日和さん:メッセージありがとうございました


日和さん:家族旅行、どうか楽しんできてください


「ほんまええ人やな〜」


つぐも:こちらこそ阪神ありがとうございました


つぐも:返信ありがとうございました


日和さん:阪神w


日和さん:こちらこそです


日和さん:親すみなさい


つぐも:親すみw


つぐも:お気遣いありがとうございます、日本酒より染みました


つぐも:おやすみなさい


「あかん、お腹減ってきた…何か食べよう」


 ふわふわ、ふわふわ、こんなに楽しいメッセージは生まれて初めてだった。



 翌る日、いつの間にかお布団で眠っていた俺は姉に叩き起こされた後、旅行最終日の朝食を堪能した。
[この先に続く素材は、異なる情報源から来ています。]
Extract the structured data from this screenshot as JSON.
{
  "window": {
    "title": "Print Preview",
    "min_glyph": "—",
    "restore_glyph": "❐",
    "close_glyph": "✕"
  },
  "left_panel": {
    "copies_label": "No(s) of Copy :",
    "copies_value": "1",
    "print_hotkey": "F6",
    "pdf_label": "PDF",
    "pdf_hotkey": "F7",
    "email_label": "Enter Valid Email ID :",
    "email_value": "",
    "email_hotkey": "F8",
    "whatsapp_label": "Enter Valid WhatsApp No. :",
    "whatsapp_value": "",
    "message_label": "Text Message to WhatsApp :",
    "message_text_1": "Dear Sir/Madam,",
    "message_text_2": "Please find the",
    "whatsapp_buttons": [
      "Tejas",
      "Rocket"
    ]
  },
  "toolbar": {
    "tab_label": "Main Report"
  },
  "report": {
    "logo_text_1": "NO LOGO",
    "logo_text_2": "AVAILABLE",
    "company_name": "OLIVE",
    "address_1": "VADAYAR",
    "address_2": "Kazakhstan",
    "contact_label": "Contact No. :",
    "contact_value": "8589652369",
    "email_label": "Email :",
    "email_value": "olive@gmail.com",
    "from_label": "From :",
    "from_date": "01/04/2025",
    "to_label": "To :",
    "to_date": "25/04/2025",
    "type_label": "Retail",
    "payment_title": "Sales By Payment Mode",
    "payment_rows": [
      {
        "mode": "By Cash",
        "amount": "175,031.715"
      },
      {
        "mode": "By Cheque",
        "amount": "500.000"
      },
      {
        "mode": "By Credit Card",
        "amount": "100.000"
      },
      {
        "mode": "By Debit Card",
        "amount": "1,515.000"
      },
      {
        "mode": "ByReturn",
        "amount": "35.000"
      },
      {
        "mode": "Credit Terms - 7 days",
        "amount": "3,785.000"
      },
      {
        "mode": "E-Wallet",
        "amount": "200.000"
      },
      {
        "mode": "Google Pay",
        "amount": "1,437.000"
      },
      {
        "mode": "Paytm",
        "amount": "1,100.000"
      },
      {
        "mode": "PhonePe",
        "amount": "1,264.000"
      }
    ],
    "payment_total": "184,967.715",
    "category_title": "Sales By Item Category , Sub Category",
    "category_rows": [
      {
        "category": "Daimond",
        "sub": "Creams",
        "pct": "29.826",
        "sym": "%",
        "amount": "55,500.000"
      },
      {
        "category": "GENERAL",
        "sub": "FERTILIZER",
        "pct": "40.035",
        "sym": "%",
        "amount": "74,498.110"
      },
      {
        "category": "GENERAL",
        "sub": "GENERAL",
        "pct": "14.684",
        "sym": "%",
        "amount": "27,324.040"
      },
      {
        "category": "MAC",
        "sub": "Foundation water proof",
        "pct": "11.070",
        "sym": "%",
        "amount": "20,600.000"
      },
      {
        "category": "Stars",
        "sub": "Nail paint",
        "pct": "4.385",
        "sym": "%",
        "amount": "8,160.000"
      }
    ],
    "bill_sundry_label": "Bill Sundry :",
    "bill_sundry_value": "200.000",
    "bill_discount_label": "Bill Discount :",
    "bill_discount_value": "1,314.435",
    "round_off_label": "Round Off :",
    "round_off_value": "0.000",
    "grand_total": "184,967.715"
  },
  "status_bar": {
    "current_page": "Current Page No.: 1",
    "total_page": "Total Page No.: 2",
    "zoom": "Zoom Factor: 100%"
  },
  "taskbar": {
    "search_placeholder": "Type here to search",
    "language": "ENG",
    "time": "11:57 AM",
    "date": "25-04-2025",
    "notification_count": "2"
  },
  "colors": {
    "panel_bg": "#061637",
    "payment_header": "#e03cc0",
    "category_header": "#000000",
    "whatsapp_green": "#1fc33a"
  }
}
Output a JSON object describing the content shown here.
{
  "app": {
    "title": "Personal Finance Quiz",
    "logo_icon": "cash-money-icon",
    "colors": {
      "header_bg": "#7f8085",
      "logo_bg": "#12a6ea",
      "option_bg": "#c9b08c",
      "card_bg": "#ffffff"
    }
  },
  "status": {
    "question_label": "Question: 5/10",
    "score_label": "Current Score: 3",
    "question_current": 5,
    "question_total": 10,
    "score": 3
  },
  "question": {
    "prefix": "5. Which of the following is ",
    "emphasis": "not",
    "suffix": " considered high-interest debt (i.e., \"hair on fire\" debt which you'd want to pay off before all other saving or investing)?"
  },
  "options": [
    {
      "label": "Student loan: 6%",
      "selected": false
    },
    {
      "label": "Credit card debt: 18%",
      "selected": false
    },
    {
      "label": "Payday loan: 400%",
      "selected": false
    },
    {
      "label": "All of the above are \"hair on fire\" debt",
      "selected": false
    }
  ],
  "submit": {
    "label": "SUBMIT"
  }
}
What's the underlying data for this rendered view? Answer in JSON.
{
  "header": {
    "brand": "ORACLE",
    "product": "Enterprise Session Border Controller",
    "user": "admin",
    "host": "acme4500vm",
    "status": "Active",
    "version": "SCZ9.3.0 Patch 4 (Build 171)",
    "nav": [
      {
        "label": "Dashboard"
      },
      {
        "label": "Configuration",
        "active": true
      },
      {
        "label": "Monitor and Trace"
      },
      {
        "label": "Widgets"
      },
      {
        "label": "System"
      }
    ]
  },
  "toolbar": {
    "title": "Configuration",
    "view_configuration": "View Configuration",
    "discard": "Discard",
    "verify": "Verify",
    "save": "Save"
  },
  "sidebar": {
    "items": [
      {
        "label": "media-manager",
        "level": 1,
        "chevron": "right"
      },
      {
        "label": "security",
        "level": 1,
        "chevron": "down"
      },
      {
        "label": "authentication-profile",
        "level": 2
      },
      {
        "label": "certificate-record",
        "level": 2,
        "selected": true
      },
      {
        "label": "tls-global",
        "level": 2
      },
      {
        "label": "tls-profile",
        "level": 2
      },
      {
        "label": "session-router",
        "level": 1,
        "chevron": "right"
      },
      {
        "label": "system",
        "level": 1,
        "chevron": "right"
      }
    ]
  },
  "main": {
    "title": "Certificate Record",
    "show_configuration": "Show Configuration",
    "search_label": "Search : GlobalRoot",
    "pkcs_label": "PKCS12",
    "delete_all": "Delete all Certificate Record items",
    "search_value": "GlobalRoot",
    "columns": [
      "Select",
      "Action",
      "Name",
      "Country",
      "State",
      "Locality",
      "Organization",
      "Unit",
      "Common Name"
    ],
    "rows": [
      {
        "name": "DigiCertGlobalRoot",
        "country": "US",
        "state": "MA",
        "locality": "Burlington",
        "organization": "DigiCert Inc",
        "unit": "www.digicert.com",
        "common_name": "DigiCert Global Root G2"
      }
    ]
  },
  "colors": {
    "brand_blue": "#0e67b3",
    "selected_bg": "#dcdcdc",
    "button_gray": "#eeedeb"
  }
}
 来る時はまあ、色々あったけれど家族と一緒に過ごしたこの三日間はそれなりに充実して、また皆んなで行きたいねと言えるようなものになった。

 姉と妹と俺の三人並んで旅館を出た時に、


「……ん?お母さん?また写真撮ったの?」


「そうよ〜あんたたちがそうやって肩を並べるのが久しぶりだったからついね」


「…………」


 また、冗談がついと口から出てかかるが堪えた。

 母の目元が潤んでいるように見えたからだった。